I don’t think I’m alone in wanting to read more books in translation. I hear readers saying that they, too, want more translation in their lives. I don’t think I read nearly enough books written in languages other than English, but I have five recent books in translation that I enjoyed and want to pass along to you. All of these books were made available in English in the last year or two, and all, I’m noticing now, are by women. Cool!
Umami by Laia Jufresa, translated by Sophie Hughes
Set in Mexico City, this is a story of a neighborhood. It’s composed of various narrators telling their stories, all centered on the theme of loss and grief. At the heart of the story is Ana, a 12-year-old who is trying to make sense of the loss of her sister. From there, the novel branches out into other characters and other stories, each one about secrets and pain. It’s also a novel about food, gardens, and community. It’s beautifully written and sad, but never oppressive or humorless.
Before by Carmen Boullosa, translated by Peter Bush
This is a book for people who like their fiction strange. Boullosa is a novelist, poet, and playwright from Mexico, and in this work she creates a haunting first-person narrator—literally haunting, as the narrator tells us she is a ghost. We spend the novel wondering what to make of this fact. The narrator describes her childhood and adolescence, including her memories, her anxieties, and her feeling of being followed by footsteps. She goes through a series of increasingly strange and inexplicable events. It’s a wonderfully odd coming-of-age novel that gets us deep into the mind of a girl trying to figure out how to make sense of her world.
Seeing Red by Lina Meruane, translated by Megan McDowell
Chilean author Lina Meruane first published this searing novel in 2012, and the translation became available last year. Seeing Red tells the story of a young woman facing blindness: she has known for a while that she could lose her sight, and then one night at a party it happens. Her boyfriend doesn’t get it and thinks she’s drunk as she stumbles around. But her eyes have filled with blood and while she hopes an operation might help, she knows it may not. The novel is written in the first person and we spend the entire book living through her thoughts and emotions with her. It’s a powerful experience.
Human Acts by Han Kang, translated by Deborah Smith
Human Acts is a difficult, violent novel, but it tells an important story, that of the Gwangju massacre in South Korea in 1980. The novel is told in interconnected chapters that move forward in time, each one filling in the picture of historical events and the human consequences of political violence. It begins in the second person, telling the story of Dong-ho, a boy who tries to help the clean-up and recovery after the initial wave of violence and who witnesses unspeakable suffering. We hear from his friend (who speaks to us from the dead), and later from survivors as they struggle with guilt and sorrow. This is a difficult book to read, but it feels vital and important.

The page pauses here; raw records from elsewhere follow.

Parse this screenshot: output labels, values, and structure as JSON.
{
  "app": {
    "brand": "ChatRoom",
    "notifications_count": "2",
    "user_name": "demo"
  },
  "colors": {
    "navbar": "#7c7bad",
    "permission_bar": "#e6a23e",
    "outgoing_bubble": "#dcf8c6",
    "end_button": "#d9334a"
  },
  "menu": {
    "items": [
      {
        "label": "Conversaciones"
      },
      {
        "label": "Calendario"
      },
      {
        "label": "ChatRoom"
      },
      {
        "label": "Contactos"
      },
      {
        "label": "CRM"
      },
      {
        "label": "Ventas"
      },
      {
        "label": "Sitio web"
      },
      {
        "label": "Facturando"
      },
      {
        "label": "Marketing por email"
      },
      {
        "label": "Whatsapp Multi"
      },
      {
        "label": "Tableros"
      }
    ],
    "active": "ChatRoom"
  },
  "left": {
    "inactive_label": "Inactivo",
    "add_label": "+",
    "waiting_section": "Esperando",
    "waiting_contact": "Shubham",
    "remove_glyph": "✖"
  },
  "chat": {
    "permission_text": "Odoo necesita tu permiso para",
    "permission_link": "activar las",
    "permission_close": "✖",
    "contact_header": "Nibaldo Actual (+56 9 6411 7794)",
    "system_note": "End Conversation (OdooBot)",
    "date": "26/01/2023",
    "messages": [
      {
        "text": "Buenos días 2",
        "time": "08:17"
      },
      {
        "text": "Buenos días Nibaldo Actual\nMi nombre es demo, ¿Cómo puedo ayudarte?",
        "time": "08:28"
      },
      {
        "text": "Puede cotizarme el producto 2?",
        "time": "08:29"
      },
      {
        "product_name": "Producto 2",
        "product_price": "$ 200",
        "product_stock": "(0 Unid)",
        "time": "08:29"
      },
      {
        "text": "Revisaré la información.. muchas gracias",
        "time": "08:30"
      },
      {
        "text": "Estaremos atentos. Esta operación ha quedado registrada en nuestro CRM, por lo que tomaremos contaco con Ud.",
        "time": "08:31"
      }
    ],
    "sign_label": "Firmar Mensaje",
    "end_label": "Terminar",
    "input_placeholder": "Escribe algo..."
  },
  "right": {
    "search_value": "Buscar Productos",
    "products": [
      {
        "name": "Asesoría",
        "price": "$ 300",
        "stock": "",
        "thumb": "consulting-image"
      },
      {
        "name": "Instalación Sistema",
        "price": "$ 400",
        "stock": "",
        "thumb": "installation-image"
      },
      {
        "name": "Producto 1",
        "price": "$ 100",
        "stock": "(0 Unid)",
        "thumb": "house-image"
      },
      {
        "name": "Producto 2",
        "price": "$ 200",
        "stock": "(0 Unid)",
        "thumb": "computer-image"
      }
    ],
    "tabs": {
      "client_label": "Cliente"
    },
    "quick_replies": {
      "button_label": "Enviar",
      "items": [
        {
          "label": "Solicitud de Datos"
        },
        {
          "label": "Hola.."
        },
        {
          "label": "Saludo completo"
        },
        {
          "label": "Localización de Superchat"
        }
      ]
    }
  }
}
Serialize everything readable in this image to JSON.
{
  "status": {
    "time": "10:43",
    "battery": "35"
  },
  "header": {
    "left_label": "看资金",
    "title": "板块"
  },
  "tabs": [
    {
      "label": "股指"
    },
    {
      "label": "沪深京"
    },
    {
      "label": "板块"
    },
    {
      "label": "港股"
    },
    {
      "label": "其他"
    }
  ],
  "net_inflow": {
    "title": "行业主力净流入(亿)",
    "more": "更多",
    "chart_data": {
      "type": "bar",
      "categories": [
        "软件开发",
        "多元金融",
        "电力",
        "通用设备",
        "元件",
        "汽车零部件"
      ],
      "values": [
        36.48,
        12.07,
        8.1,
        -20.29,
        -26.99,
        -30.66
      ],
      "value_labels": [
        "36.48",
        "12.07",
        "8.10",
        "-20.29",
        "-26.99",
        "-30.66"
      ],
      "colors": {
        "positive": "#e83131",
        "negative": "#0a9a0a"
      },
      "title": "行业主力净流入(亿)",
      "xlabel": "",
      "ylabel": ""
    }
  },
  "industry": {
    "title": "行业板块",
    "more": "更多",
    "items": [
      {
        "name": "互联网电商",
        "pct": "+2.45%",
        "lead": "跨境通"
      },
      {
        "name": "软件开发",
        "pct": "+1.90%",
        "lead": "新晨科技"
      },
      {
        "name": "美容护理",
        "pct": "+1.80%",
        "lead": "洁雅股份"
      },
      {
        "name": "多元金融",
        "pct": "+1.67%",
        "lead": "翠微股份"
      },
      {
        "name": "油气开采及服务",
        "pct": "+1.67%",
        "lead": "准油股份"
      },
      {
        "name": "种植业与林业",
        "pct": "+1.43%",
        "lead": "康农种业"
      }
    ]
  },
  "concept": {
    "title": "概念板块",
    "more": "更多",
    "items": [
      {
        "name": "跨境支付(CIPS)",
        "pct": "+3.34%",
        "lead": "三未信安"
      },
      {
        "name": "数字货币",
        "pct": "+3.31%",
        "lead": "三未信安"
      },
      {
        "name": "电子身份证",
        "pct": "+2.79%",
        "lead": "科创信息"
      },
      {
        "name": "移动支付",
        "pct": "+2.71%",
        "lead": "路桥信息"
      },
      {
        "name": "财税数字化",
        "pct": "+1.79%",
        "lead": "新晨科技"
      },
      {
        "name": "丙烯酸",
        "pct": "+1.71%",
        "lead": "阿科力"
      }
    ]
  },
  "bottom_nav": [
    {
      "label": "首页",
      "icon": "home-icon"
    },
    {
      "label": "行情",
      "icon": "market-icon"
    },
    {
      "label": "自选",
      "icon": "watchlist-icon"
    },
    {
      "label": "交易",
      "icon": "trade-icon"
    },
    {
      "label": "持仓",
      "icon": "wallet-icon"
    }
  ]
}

My Heart Hemmed In by Marie NDiaye, translated by Jordan Stump
Marie NDiaye’s novels are deeply unsettling. In this one, published in France in 2007 and translated just this year, the main character Nadia begins to realize that her world has completely changed: for no reason she can understand, people now despise and avoid her, the city around her feels sinister and dangerous, the streets are filled with never-ending fog, and a mysterious wound appears in her husband’s stomach. It’s a nightmare, and she has no idea how to escape. NDiaye knows how to make us live that nightmare with her, but she also knows how to make us want to keep reading.